FMG chairman Andrew Forrest said the company had resisted calls to set the targets sooner until it had a strategy to achieve them.

"I would say, setting scope 3 targets without a strategy on how you're going to help your customers decarbonise is pretty vapid and pointless," he said.

"I mean, it ticks boxes and get people claps on backs and all of that, but it doesn't do anything.

"Fortescue resisted setting scope 3 targets until it had a concrete plan that could really help its customers decarbonise and we resisted market pressure, pointless market pressure, to announce scope 3 emissions when we had no plan we could execute behind that."
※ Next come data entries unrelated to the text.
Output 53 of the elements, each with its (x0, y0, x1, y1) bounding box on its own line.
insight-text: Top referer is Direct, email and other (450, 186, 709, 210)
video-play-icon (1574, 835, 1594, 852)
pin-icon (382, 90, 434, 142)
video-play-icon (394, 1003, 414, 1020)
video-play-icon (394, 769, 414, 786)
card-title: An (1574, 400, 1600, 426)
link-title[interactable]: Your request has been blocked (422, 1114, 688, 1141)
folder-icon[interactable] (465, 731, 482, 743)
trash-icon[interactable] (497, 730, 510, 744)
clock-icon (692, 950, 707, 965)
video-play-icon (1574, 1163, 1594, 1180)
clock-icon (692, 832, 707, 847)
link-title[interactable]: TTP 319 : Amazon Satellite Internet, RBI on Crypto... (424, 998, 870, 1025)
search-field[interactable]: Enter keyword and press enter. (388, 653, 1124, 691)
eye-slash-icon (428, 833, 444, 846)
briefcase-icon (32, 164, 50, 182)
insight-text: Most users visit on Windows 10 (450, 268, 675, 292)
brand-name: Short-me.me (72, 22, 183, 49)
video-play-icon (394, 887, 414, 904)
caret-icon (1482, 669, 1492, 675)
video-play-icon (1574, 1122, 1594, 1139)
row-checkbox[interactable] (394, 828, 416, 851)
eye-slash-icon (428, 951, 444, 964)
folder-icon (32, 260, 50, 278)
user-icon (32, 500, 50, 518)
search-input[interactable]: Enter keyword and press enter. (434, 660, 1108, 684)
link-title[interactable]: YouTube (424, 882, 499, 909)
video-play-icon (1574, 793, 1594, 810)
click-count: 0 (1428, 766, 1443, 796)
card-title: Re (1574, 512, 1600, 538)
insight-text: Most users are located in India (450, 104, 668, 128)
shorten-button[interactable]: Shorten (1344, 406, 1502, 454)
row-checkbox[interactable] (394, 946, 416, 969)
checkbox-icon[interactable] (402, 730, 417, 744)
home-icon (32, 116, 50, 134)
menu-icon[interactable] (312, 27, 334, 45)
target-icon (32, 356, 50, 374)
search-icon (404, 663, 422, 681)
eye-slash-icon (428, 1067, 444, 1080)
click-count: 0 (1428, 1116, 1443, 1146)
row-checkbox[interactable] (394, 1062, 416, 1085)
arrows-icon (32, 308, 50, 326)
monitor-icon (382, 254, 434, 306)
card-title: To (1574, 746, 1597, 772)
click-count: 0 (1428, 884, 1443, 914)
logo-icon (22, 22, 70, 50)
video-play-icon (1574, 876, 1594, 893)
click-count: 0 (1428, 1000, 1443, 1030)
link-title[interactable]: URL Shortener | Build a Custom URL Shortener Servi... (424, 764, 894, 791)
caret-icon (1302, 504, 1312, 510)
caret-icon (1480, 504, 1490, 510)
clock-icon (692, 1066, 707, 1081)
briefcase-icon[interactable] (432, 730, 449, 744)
FMG subsidiary Fortescue Future Industries is aiming to decarbonise the steel-making process by 2030 by making green steel.

Forrest said green iron ore was the bigger step and FMG was determined to become the world's first major producer of green iron ore.

"We are working on a number of ways to create green iron ore and very high-grade green iron ore through various operations, particularly Iron Bridge, and we intend to prove that can be done, or not, well inside the 2030 time bracket.

"And as we have become confident in a plan, in a strategy that can be executed, now we can become confident that we will not join the queues of the vapid, the meaningless and those who green-rinsing either their careers or green-washing their companies through announcing scope 3 emissions when they have no idea whatsoever, how to get their customers to go green."

Gaines said the policy would build on FMG's history of setting stretch targets.

"When we set targets, we set targets with a goal to achieve them, and we've been industry leading in our target for carbon neutrality by 2030, so we spend less time worrying about what others are doing and more time focusing on what we can do, setting those stretch targets and making sure we have a pathway to achieving them," she said.

"So I think it's less about how our targets will stack up against others, it's more about the fact we will have a target, it will be an ambitious target as all of our targets are, and importantly, we will have a pathway to achieve that."

FMG shares jumped 6.6% to A$21.32 after the company reported a record full-year profit of US$10.3 billion.